Un episodio emerso durante le indagini dell'operazione Cupola 2.0 racconta la presenza di Cosa nostra all'interno dell'impianto cittadino: «Perciò si doveva combinare questa situazione ma invece di arrivare primo arrivò terzo…Se vinceva i soldi erano altissimi»
Ippodromo, le mani della mafia e le corse combinate «Era un cavallo morto, se vinceva saliva alle stelle»

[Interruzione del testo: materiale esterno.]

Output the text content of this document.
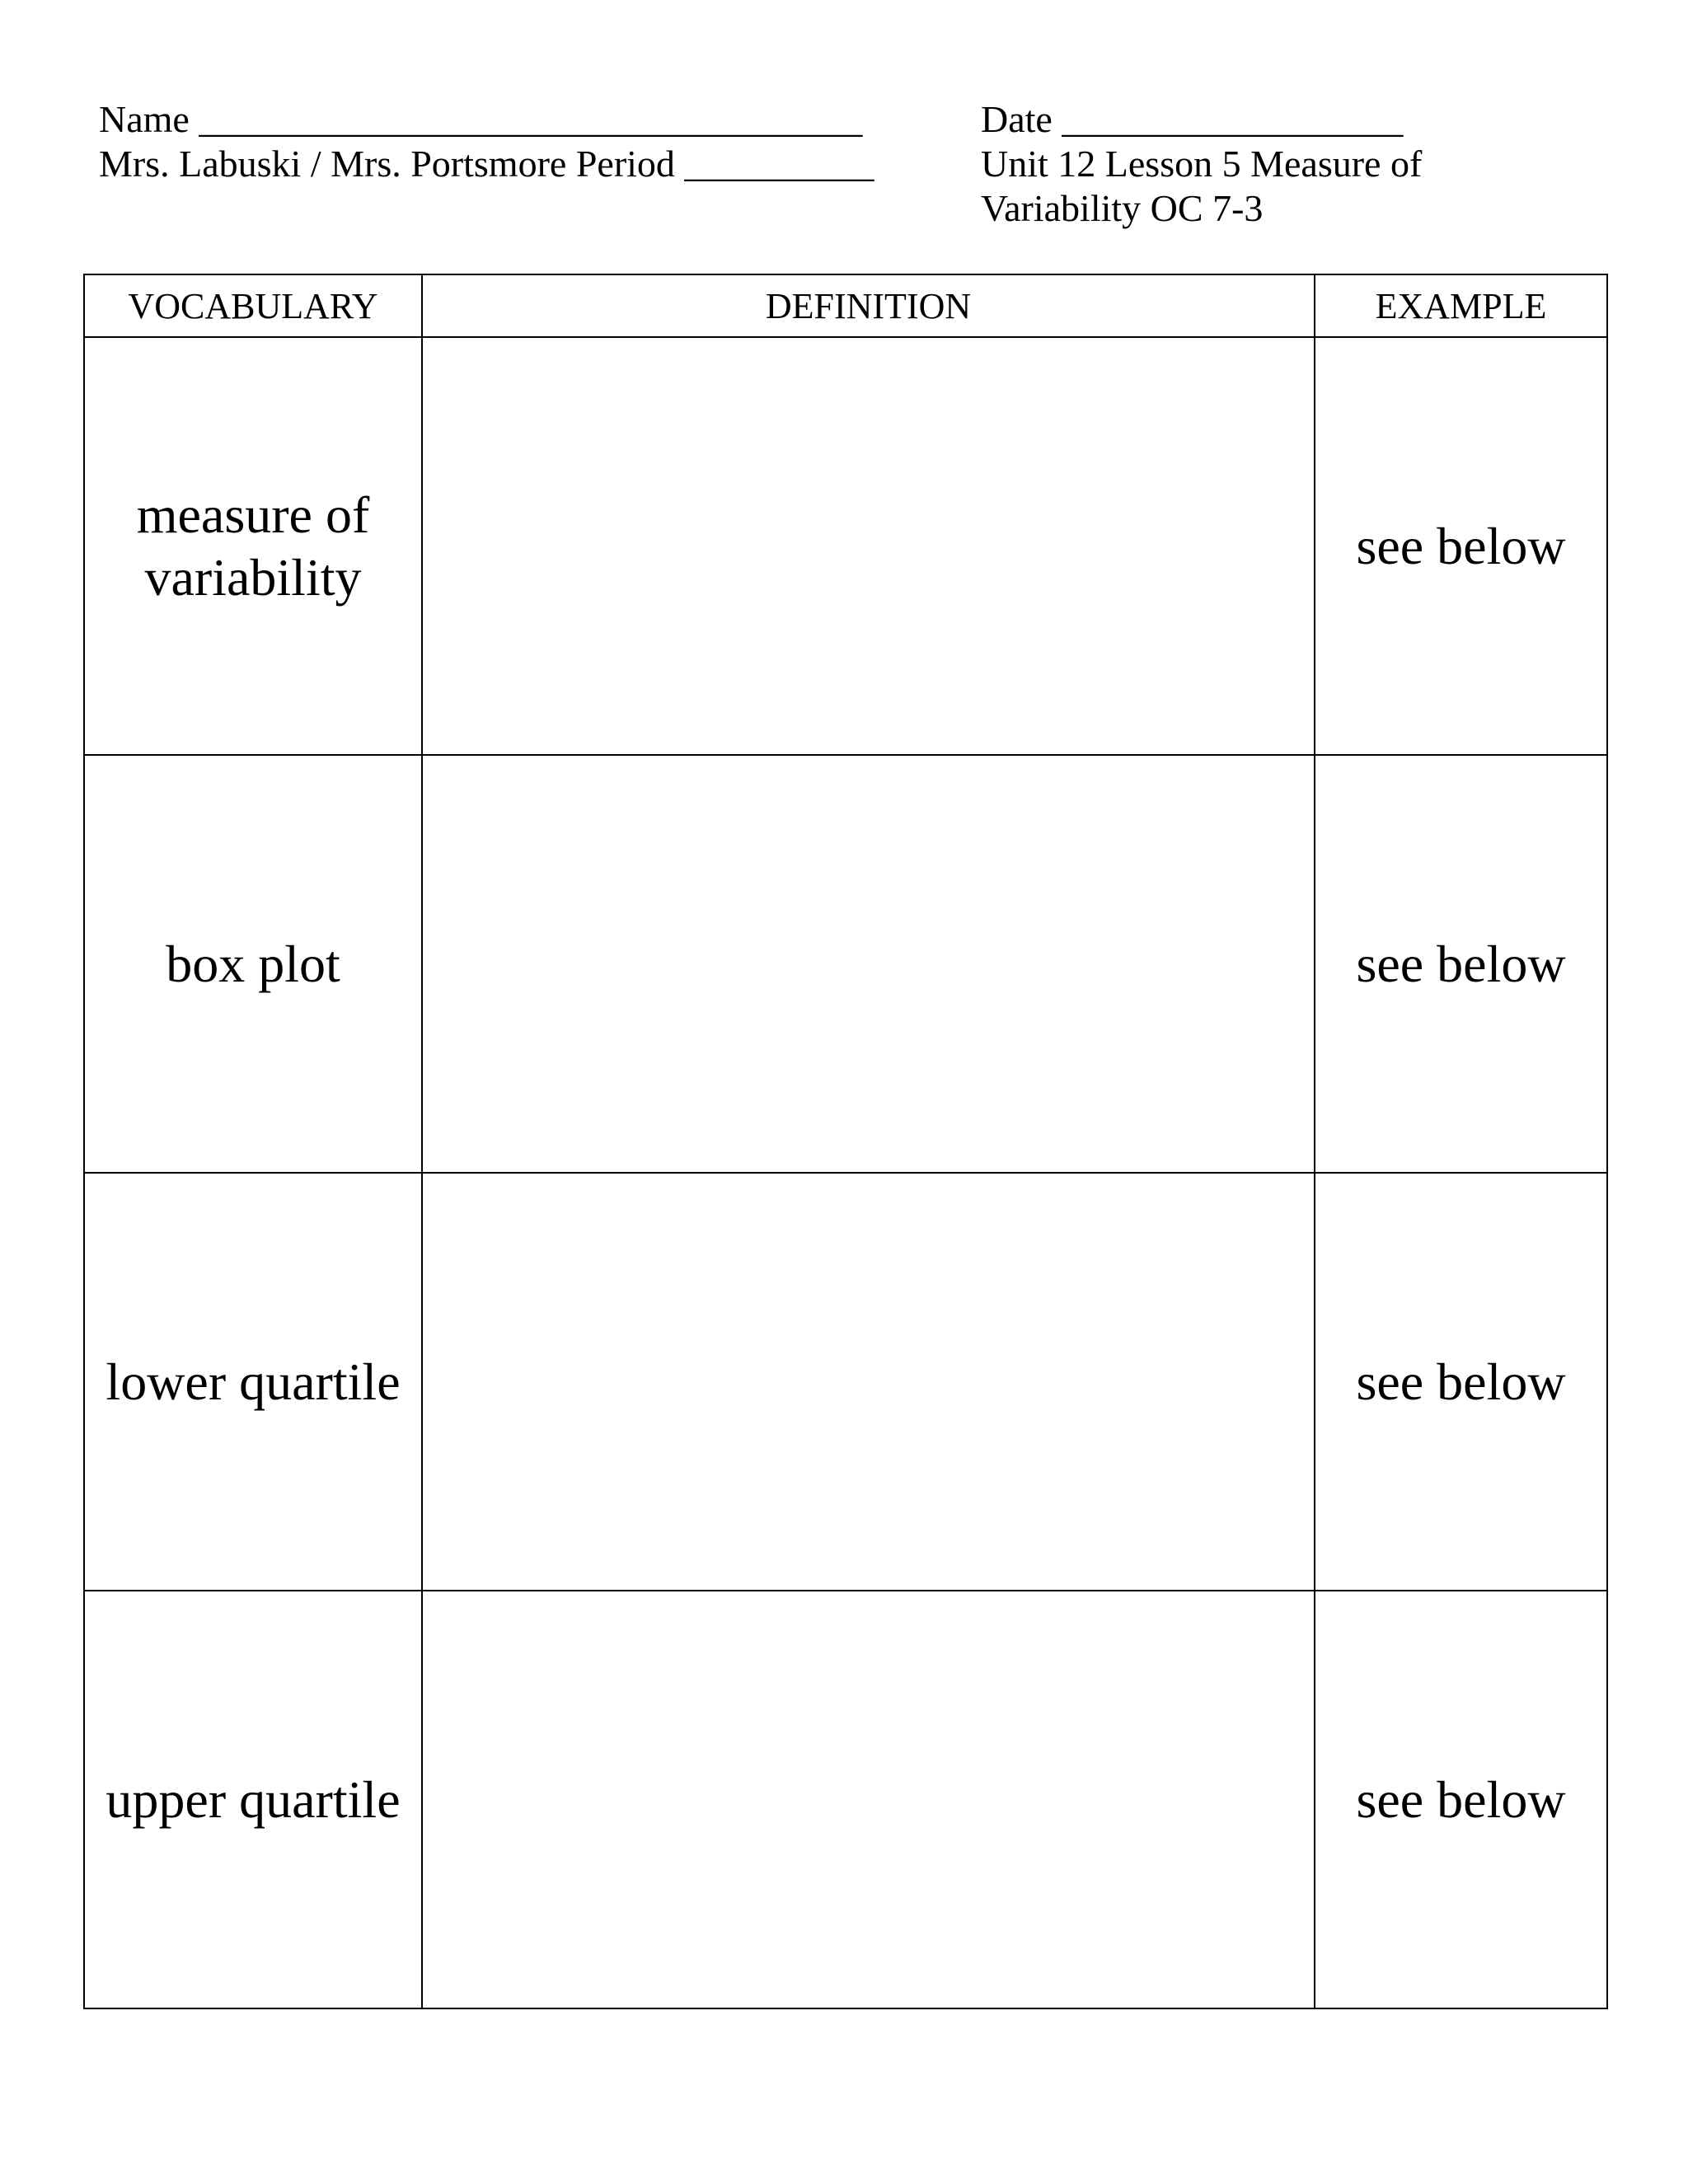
Name ___________________________________
Mrs. Labuski / Mrs. Portsmore Period __________
Date __________________
Unit 12 Lesson 5 Measure of
Variability OC 7-3
VOCABULARY	DEFINITION	EXAMPLE

measure of
variability		see below

box plot		see below

lower quartile		see below

upper quartile		see below
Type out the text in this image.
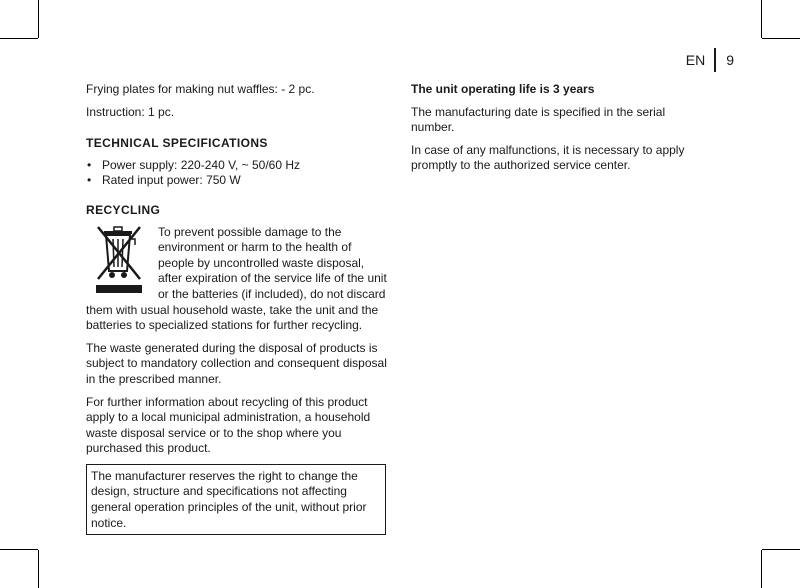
EN 9

Frying plates for making nut waffles: - 2 pc.

Instruction: 1 pc.

TECHNICAL SPECIFICATIONS
• Power supply: 220-240 V, ~ 50/60 Hz
• Rated input power: 750 W
RECYCLING

To prevent possible damage to the environment or harm to the health of people by uncontrolled waste disposal, after expiration of the service life of the unit or the batteries (if included), do not discard them with usual household waste, take the unit and the batteries to specialized stations for further recycling.

The waste generated during the disposal of products is subject to mandatory collection and consequent disposal in the prescribed manner.

For further information about recycling of this product apply to a local municipal administration, a household waste disposal service or to the shop where you purchased this product.

The manufacturer reserves the right to change the design, structure and specifications not affecting general operation principles of the unit, without prior notice.

The unit operating life is 3 years

The manufacturing date is specified in the serial number.

In case of any malfunctions, it is necessary to apply promptly to the authorized service center.
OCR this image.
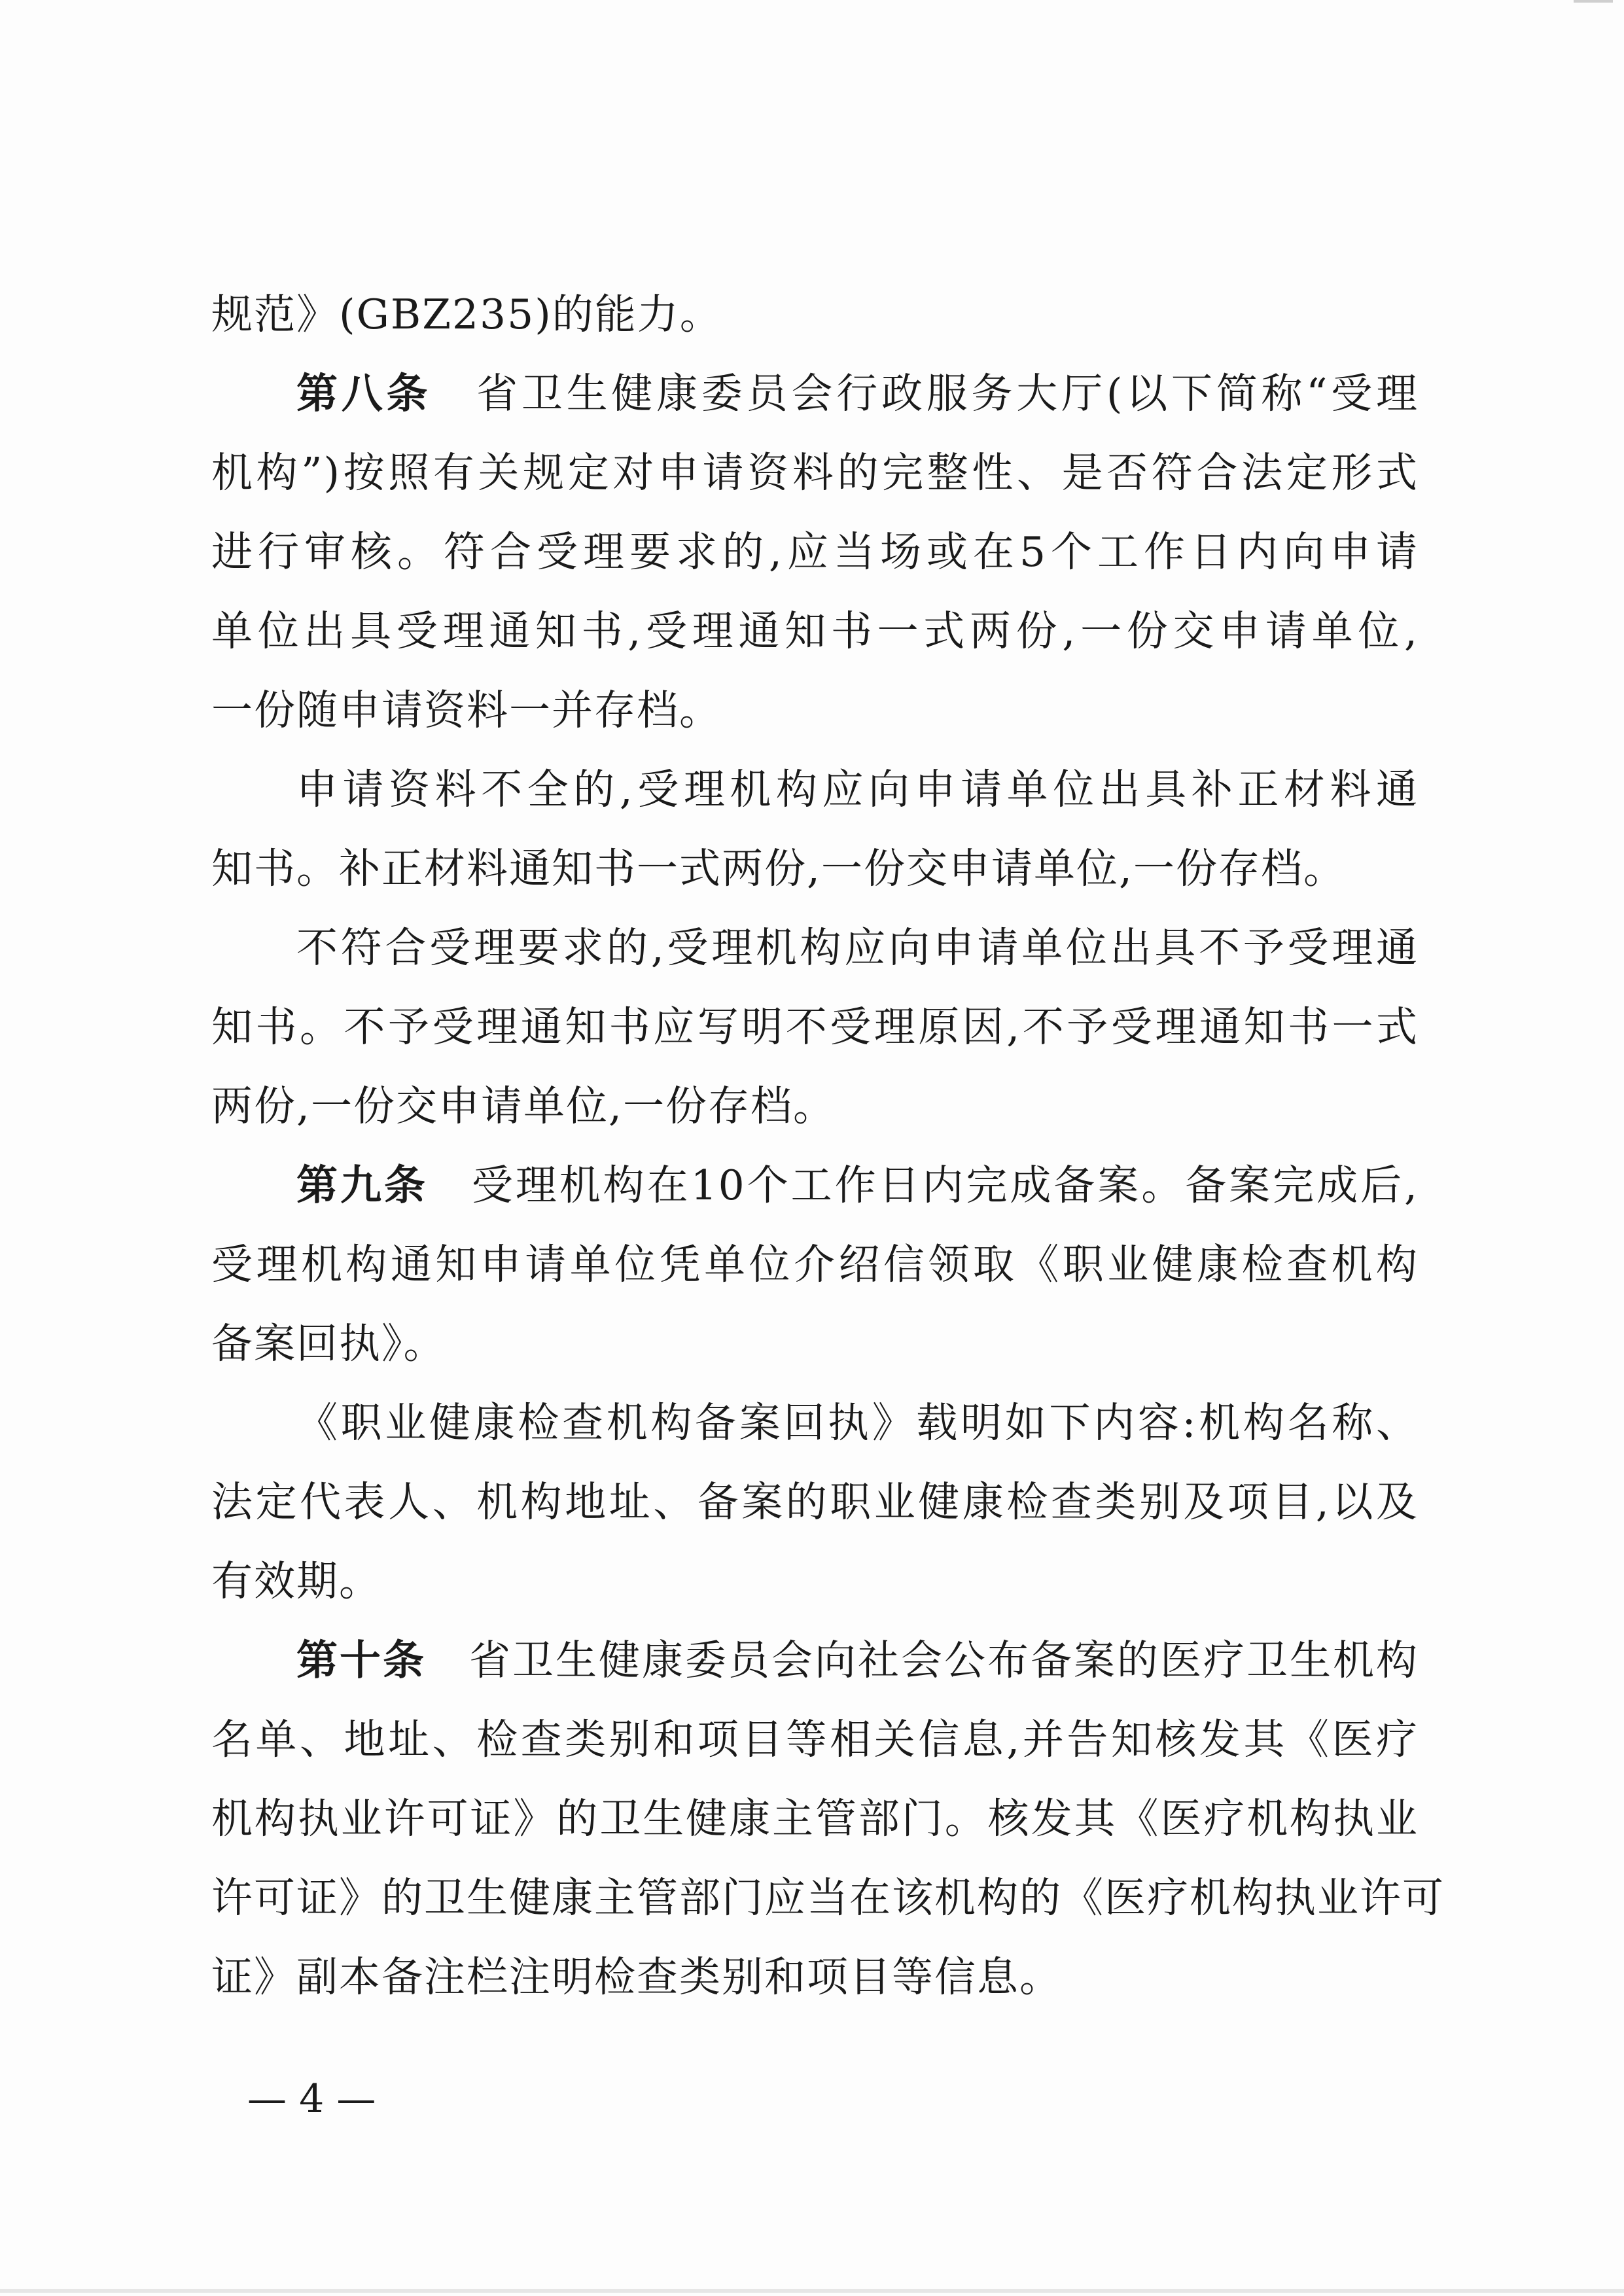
规范》(GBZ235)的能力。
第八条　 省卫生健康委员会行政服务大厅(以下简称“受理
机构”)按照有关规定对申请资料的完整性、是否符合法定形式
进行审核。符合受理要求的,应当场或在5个工作日内向申请
单位出具受理通知书,受理通知书一式两份,一份交申请单位,
一份随申请资料一并存档。
申请资料不全的,受理机构应向申请单位出具补正材料通
知书。补正材料通知书一式两份,一份交申请单位,一份存档。
不符合受理要求的,受理机构应向申请单位出具不予受理通
知书。不予受理通知书应写明不受理原因,不予受理通知书一式
两份,一份交申请单位,一份存档。
第九条　 受理机构在10个工作日内完成备案。备案完成后,
受理机构通知申请单位凭单位介绍信领取《职业健康检查机构
备案回执》。
《职业健康检查机构备案回执》载明如下内容:机构名称、
法定代表人、机构地址、备案的职业健康检查类别及项目,以及
有效期。
第十条　 省卫生健康委员会向社会公布备案的医疗卫生机构
名单、地址、检查类别和项目等相关信息,并告知核发其《医疗
机构执业许可证》的卫生健康主管部门。核发其《医疗机构执业
许可证》的卫生健康主管部门应当在该机构的《医疗机构执业许可
证》副本备注栏注明检查类别和项目等信息。
— 4 —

«Era un cavallo cosiddetto un morto che camminava, cioè un cavallo che non aveva nessun successo e vincendo… saliva alle stelle». Sembra un fatto quasi scontato, per gli affiliati, che all’ippodromo di Palermo le «corse sono combinate per vincere i soldi». Èd è proprio quanto lascierebbe intendere Domenico Mammi – ritenuto dagli inquirenti braccio destro dell’ultimo reggente del mandamento di Resuttana Sergio Macaluso – interrogato dai magistrati sul ruolo di alcuni esponenti della famiglia mafiosa di Ballarò, nel corso delle indagini che hanno dato il via all’operazione Cupola 2.0, che ha decapitato ieri i vertici dei mandamenti del Palermitano.
La presenza della mafia all’interno dell’ippodromo cittadino è ormai un fatto assodato per i magistrati: non a caso, la struttura è stata chiusa dopo un lungo iter giudiziario concluso solo nel dicembre scorso, quando il prefetto di Palermo Antonella De Miro ha fatto scattare un’interdittiva antimafia per la Ires spa, la società di gestione, a causa di «un sistema di condizionamenti e di infiltrazioni mafiose», come emerso in più processi, poiché era «governato dalla famiglia Madonia a capo del mandamento San Lorenzo Resuttana». Provvedimenti giudiziari, infatti, hanno accertato la «gestione illecita delle scommesse e attività estorsive». Pochi dopo, anche il ministero delle Politiche agricole ha dichiarato decaduta la convenzione con la società, sfrattando definitivamente la società e chiudendo la struttura in attesa di un nuovo bando per la gestione della struttura da parte del Comune.
I fatti rivelati da Mammi si riferiscono ad appena tre anni fa e fotografano un episodio molto preciso, una corsa di cavalli che si è tenuta nel dicembre 2015. Il meccanismo è semplice: puntare su un cavallo dato per perdente così da garantire lauti guadagni in caso di vittoria, in teoria assicurata dal controllo delle corse. «Ci andarono due che avevano giocato dei soldi… e poi questo cavallo non arrivò perché ci sono stati dei problemi interni tra di loro», ricostruisce Mammi che, incalzato dal magistrato, spiega che la corsa «era stata combinata», una cosa apparentemente risaputa nel mandamento: «L’ippodromo apparteneva a Resuttana loro ne erano al corrente di tutta… di tutta la situazione… infatti andarono a vedere la corsa».
Ma qualcosa, quella volta, non andò per il verso giusto. «Perciò si doveva combinare questa situazione – aggiunge ancora Mammi – ma invece di arrivare primo arrivò terzo…Se vinceva i soldi erano altissimi.. e invece arrivò terzo mi sembra, ora non ricordo bene, e si persero tutti i soldi..».